Stocking density and feed barrier design affect the feeding and social behavior of dairy cattle

J M Huzzey, T J DeVries, P Valois, M A G von Keyserlingk
Journal of Dairy Science 2006, 89 (1): 126-33
The objectives of this study were to: 1) evaluate how stocking density at the feed bunk affects feeding and social behavior of dairy cows; and 2) determine if this effect is further influenced by the type of feed barrier used. Thirty-six lactating Holstein cows, allotted to 4 groups, were subjected to each of 4 stocking density treatments and 2 feed barrier treatments. Initially, 2 groups were assigned to a headlock barrier, and 2 groups to a post-and-rail barrier. Each group was then exposed to 4 stocking density treatments (0.81, 0.61, 0.41, and 0.21 m/cow, corresponding to 1.33, 1.00, 0.67, and 0.33 headlocks/cow), in 4 successive 10-d treatment periods.
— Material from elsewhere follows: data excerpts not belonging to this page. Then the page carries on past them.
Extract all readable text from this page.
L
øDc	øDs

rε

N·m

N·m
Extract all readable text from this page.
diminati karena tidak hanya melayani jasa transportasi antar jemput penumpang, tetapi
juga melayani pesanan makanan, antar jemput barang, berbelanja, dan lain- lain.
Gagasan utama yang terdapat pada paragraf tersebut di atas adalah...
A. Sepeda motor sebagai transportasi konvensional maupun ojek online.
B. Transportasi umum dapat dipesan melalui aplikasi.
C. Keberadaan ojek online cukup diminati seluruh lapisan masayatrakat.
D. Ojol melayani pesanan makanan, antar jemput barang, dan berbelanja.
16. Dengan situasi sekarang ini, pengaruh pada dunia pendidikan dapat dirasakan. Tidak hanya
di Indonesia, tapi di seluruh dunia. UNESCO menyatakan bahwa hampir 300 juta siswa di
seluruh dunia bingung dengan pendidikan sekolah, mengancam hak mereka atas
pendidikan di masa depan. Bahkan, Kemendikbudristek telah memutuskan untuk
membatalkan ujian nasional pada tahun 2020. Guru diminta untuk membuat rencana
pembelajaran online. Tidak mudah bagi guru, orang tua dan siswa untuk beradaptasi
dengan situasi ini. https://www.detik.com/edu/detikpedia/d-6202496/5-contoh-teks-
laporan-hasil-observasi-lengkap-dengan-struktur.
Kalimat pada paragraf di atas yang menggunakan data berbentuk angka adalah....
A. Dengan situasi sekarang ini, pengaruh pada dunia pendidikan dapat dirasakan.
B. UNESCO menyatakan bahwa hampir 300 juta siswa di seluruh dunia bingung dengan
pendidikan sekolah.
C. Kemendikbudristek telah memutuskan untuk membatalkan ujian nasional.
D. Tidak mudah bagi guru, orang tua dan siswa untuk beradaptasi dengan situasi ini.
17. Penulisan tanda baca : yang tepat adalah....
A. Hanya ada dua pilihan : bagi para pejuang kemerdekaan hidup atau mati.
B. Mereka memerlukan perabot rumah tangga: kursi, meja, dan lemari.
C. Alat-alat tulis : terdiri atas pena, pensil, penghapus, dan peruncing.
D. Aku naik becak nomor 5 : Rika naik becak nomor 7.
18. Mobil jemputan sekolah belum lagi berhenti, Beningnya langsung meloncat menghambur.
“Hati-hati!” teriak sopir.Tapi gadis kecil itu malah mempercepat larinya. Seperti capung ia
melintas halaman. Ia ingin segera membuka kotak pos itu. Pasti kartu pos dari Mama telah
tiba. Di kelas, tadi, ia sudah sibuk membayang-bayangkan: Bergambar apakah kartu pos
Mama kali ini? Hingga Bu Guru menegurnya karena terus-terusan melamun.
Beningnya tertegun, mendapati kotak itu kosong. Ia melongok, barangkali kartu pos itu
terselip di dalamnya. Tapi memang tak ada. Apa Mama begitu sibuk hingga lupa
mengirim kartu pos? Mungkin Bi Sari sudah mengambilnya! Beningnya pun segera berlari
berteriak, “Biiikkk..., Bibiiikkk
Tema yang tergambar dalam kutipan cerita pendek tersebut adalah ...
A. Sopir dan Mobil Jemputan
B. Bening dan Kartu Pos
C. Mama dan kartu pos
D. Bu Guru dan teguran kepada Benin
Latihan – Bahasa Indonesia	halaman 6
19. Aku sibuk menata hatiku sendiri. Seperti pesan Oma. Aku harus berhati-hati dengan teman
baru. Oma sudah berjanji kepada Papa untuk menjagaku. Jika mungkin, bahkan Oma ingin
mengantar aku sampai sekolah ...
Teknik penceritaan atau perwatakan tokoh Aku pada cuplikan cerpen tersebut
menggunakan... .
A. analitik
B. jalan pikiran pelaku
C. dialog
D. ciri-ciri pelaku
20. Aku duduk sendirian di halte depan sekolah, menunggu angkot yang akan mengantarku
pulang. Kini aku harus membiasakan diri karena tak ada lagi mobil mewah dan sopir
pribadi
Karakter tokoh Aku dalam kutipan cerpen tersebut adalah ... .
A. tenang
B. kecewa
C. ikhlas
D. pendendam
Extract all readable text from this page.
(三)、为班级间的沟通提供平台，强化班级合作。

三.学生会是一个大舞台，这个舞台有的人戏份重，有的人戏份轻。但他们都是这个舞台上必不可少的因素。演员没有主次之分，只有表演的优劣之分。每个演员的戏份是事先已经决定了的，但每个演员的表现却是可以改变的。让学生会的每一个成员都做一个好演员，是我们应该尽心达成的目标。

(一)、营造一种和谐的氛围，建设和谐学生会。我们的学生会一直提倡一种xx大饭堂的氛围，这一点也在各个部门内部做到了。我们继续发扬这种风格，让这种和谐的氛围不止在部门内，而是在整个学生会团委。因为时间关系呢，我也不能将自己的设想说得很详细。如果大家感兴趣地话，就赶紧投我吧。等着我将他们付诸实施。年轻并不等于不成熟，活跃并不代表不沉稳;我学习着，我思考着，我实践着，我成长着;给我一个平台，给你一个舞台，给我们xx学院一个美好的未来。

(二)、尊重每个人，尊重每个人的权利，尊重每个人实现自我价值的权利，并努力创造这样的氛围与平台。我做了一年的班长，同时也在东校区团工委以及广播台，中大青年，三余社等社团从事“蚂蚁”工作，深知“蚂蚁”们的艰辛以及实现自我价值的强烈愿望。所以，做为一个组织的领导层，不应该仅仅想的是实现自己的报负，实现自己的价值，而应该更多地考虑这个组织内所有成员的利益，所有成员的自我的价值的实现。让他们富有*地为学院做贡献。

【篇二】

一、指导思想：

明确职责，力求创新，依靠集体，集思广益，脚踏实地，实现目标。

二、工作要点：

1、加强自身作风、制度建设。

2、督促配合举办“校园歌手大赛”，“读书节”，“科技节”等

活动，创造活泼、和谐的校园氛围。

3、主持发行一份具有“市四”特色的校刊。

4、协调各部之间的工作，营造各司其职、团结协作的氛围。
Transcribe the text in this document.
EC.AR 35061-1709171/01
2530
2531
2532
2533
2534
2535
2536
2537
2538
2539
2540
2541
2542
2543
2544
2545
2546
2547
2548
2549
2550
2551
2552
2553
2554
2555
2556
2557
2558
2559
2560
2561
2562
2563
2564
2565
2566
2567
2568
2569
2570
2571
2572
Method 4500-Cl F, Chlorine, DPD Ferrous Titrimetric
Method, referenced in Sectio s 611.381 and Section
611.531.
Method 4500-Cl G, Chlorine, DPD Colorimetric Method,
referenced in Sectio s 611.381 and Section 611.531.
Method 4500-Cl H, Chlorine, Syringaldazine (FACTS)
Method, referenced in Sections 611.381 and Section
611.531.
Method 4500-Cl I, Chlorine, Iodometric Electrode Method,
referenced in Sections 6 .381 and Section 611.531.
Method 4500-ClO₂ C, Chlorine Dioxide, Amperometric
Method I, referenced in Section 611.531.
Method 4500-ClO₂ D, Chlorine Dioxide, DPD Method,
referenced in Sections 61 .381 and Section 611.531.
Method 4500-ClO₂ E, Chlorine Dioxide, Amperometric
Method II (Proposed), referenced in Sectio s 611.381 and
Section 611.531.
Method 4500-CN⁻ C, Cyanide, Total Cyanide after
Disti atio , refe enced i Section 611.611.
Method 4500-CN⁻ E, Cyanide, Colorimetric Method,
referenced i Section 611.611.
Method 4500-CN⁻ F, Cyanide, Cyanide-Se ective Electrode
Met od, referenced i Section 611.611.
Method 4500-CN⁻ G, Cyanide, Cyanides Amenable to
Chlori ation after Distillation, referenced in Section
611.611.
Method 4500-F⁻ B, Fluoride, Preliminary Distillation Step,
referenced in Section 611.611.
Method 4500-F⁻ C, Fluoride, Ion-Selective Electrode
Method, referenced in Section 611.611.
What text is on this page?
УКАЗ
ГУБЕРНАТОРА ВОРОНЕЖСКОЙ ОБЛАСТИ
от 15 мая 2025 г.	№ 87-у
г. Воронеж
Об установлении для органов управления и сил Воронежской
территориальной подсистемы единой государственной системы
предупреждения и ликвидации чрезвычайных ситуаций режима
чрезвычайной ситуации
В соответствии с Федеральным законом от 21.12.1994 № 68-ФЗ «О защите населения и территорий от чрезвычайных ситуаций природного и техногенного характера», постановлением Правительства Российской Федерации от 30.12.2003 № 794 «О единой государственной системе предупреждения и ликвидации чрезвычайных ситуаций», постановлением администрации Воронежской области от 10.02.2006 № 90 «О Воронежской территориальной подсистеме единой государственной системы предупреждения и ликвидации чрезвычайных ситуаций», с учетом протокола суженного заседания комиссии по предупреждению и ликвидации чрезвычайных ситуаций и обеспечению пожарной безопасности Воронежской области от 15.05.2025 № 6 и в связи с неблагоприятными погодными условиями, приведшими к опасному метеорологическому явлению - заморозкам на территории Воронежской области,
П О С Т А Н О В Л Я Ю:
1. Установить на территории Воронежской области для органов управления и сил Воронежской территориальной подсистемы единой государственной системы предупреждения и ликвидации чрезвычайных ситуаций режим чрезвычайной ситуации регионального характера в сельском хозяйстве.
After these periods, the feed barriers were switched between groups and the 4 stocking density treatments were readministered. Time-lapse video was used to quantify feeding, standing, and aggressive behavior at the feed bunk. Daily feeding times were greater and duration of inactive standing in the feeding area was less when using a post-and-rail compared with a headlock feed barrier. Feeding time decreased and inactive standing increased for both barrier designs as stocking density increased at the feed bunk. Cows were displaced more often from the feeding area when the stocking density was increased, and this effect was greater for cows using the post-and-rail feed barrier. Cows ranked lower in the social hierarchy at the feed bunk were displaced more often when feeding at a post-and-rail barrier, particularly at high stocking densities. Therefore, we recommend avoiding overstocking at the feed bunk to increase feeding activity and reduce competition. Use of a barrier that provides some physical separation between adjacent cows, such as a headlock feed barrier, can be used to further reduce competition at the feed bunk.